# Observability Architecture v1

Purpose:
- Define the telemetry backend and data flow before implementing Ops UI and operational workflows.
- Keep observability implementation contract-driven and consistent across API and workers.

## 1. Backend Decision (v1)

Selected stack:
- OpenTelemetry SDKs in services/workers.
- OpenTelemetry Collector as the single telemetry pipeline.
- Prometheus for metrics scrape and alert rule evaluation.
- Tempo for trace storage/query.
- Loki for log storage/query.
- Grafana for dashboards and alert operations.

Deferred:
- Vector log pipeline agent (defer unless multi-sink routing or heavy log transforms are required).

Rationale:
- One collector pipeline reduces per-service telemetry complexity.
- Prometheus/Tempo/Loki/Grafana gives metrics+traces+logs with a single operational surface.
- Matches current local stack direction and production platform baseline.

## 2. Topology

### Local Development
1. `cmd/api`, workers -> OTLP (gRPC/HTTP) -> OTel Collector.
2. Collector exports:
- metrics -> Prometheus.
- traces -> Tempo.
- logs -> Loki.
3. Grafana reads Prometheus/Tempo/Loki datasources.

### Production
1. Edge/API/worker telemetry -> OTel Collector deployment (HA).
2. Collector exports to managed or self-hosted backends:
- metrics: Prometheus + long-term store (Mimir/Thanos) when scale requires.
- traces: Tempo.
- logs: Loki.
3. Alerting through Grafana + Prometheus Alertmanager integration.

## 3. Telemetry Contract

Required resource attributes on all services:
- `service.name`
- `service.version`
- `deployment.environment`
- `service.instance.id`

Required request/event correlation fields:
- `correlation_id` (log field and span attribute)
- `user_id` where available (redacted policy applies)
- `org_id` where available
- `event_id` for async events

Metrics contract:
- Use stable metric names and units.
- For counters use `_total` suffix.
- For durations use seconds.
- Avoid high-cardinality labels (no raw UUIDs/session IDs in labels).

Tracing contract:
- Every incoming HTTP request has a root span.
- NATS publish/consume creates spans linked by correlation context.
- Stripe and SSH operations use child spans with failure status tags.

Logging contract:
- Structured JSON only.
- Include `timestamp`, `level`, `service`, `message`, `correlation_id`.
- Redaction rules follow `doc/governance/Coding_Standards.md`.
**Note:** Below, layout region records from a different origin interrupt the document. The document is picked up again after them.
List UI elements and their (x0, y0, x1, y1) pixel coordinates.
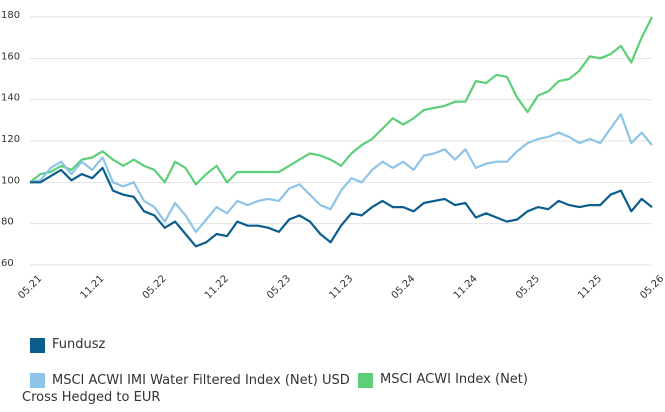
legend-item: Fundusz (30, 337, 105, 353)
legend-label: MSCI ACWI Index (Net) (380, 372, 528, 387)
y-tick-label: 140 (1, 93, 20, 104)
legend-label: Fundusz (52, 337, 106, 352)
series-line (29, 16, 653, 186)
y-tick-label: 60 (1, 258, 14, 269)
x-tick-label: 05.24 (390, 273, 418, 301)
x-tick-label: 11.25 (576, 273, 604, 301)
series-line (29, 112, 653, 233)
legend-swatch (30, 338, 45, 353)
x-tick-label: 05.26 (638, 273, 665, 301)
series-line (30, 166, 653, 248)
x-tick-label: 11.24 (452, 273, 480, 301)
x-tick-label: 11.22 (203, 273, 231, 301)
y-tick-label: 80 (1, 217, 14, 228)
legend-swatch (30, 373, 45, 388)
y-tick-label: 100 (1, 175, 20, 186)
x-tick-label: 05.22 (141, 273, 169, 301)
x-tick-label: 05.21 (16, 273, 44, 301)
legend-item: MSCI ACWI IMI Water Filtered Index (Net)… (22, 372, 350, 406)
x-tick-label: 05.23 (265, 273, 293, 301)
x-tick-label: 11.21 (79, 273, 107, 301)
legend-item: MSCI ACWI Index (Net) (358, 372, 528, 388)
legend-swatch (358, 373, 373, 388)
y-tick-label: 180 (1, 10, 20, 21)
y-tick-label: 120 (1, 134, 20, 145)
y-tick-label: 160 (1, 51, 20, 62)
x-tick-label: 11.23 (327, 273, 355, 301)
legend-label: MSCI ACWI IMI Water Filtered Index (Net)… (22, 373, 350, 405)
x-tick-label: 05.25 (514, 273, 542, 301)
chart: 60 80 100 120 140 160 180 05.21 11.21 05.22 11.22 0… (1, 10, 665, 301)
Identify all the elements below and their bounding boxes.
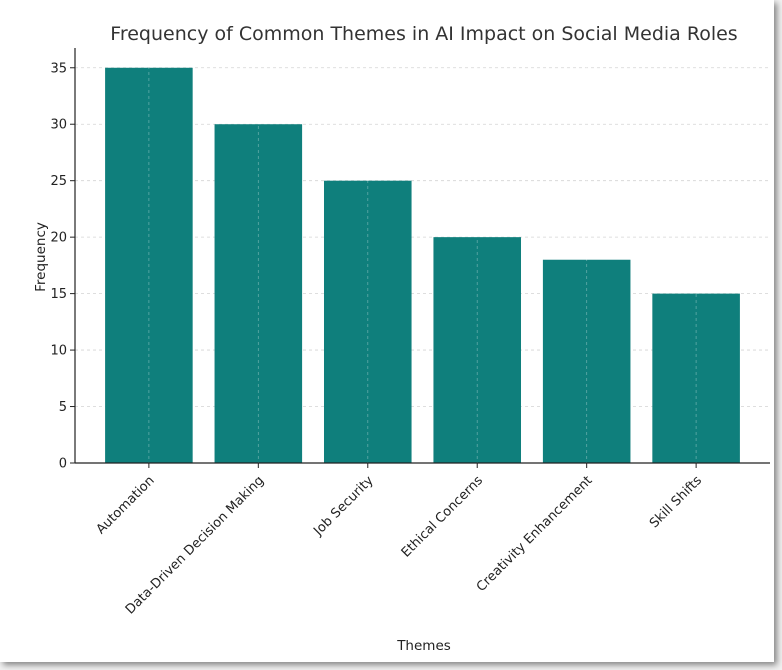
bar [214, 124, 303, 463]
bar [323, 180, 412, 463]
bar [433, 237, 522, 463]
bar [105, 67, 193, 463]
bar [652, 293, 740, 463]
x-tick-label: Skill Shifts [647, 473, 705, 531]
y-tick-label: 15 [50, 287, 67, 302]
x-tick-label: Creativity Enhancement [474, 473, 596, 595]
y-tick-label: 25 [50, 174, 67, 189]
bar-chart: Frequency of Common Themes in AI Impact … [33, 23, 770, 654]
axes [74, 48, 770, 464]
chart-title: Frequency of Common Themes in AI Impact … [110, 23, 737, 45]
y-tick-label: 5 [59, 400, 67, 415]
y-axis-ticks: 0 5 10 15 20 25 30 35 [50, 61, 75, 472]
x-tick-label: Ethical Concerns [399, 473, 487, 561]
y-axis-label: Frequency [33, 222, 49, 292]
x-tick-label: Automation [94, 473, 158, 537]
y-tick-label: 30 [50, 118, 67, 133]
bars [105, 67, 740, 463]
x-axis-label: Themes [396, 638, 451, 654]
y-tick-label: 0 [59, 457, 67, 472]
chart-frame: Frequency of Common Themes in AI Impact … [0, 0, 774, 662]
y-tick-label: 35 [50, 61, 67, 76]
y-tick-label: 20 [50, 231, 67, 246]
y-tick-label: 10 [50, 344, 67, 359]
x-tick-label: Job Security [310, 473, 376, 539]
bar [542, 259, 631, 463]
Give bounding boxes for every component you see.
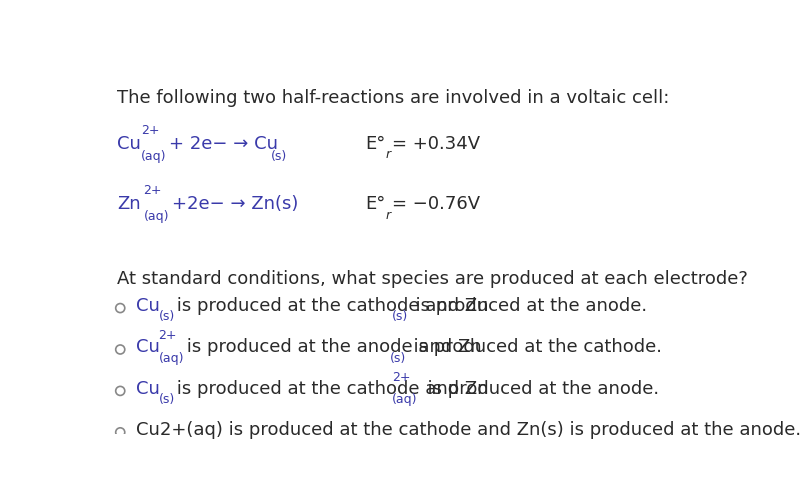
Text: 2+: 2+: [144, 184, 162, 197]
Text: (aq): (aq): [159, 351, 184, 364]
Text: +2e− → Zn(s): +2e− → Zn(s): [172, 195, 298, 213]
Text: is produced at the cathode and Zn: is produced at the cathode and Zn: [170, 296, 488, 314]
Text: is produced at the cathode.: is produced at the cathode.: [402, 338, 663, 356]
Text: Cu2+(aq) is produced at the cathode and Zn(s) is produced at the anode.: Cu2+(aq) is produced at the cathode and …: [136, 420, 801, 438]
Text: (aq): (aq): [144, 209, 169, 223]
Text: Cu: Cu: [136, 296, 160, 314]
Text: (s): (s): [390, 351, 406, 364]
Text: (aq): (aq): [392, 392, 417, 406]
Text: (s): (s): [271, 149, 287, 162]
Text: 2+: 2+: [392, 370, 410, 383]
Text: (aq): (aq): [141, 149, 166, 162]
Text: Cu: Cu: [136, 379, 160, 397]
Text: The following two half-reactions are involved in a voltaic cell:: The following two half-reactions are inv…: [117, 89, 669, 106]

## 4. Security and Retention

Security requirements:
- Telemetry transport must use TLS in production.
- Access to logs/traces/dashboards restricted by role (admin at v1, ops role in v2).
- No secrets/tokens/private keys in logs or span attributes.

Retention baseline:
- Metrics: 30 days minimum (longer with remote storage after scale trigger).
- Traces: 7 to 14 days baseline.
- Logs: 30 days baseline for operational logs, longer for security/audit streams per policy.

## 5. Ops UI Integration (Admin v1)

Initial UI route:
- `/admin/ops` (admin role only in v1).

Panel sources:
- Service health and internal stats endpoints.
- Aggregated telemetry overview endpoint (to be added to OpenAPI before coding UI panel data fetch).
- Deep links to Grafana dashboards for detailed troubleshooting.

Rule:
- Do not directly query Prometheus/Loki/Tempo from browser.
- Browser calls API/BFF only; backend enforces authz and returns sanitized operational summaries.

## 6. Pre-Implementation Gates

Before coding observability features:
- OpenAPI includes admin ops summary endpoint contract(s).
- AsyncAPI references any new operational events (if introduced).
- UX mock exists for `/admin/ops` with state matrix.
- Governance standards for telemetry are approved.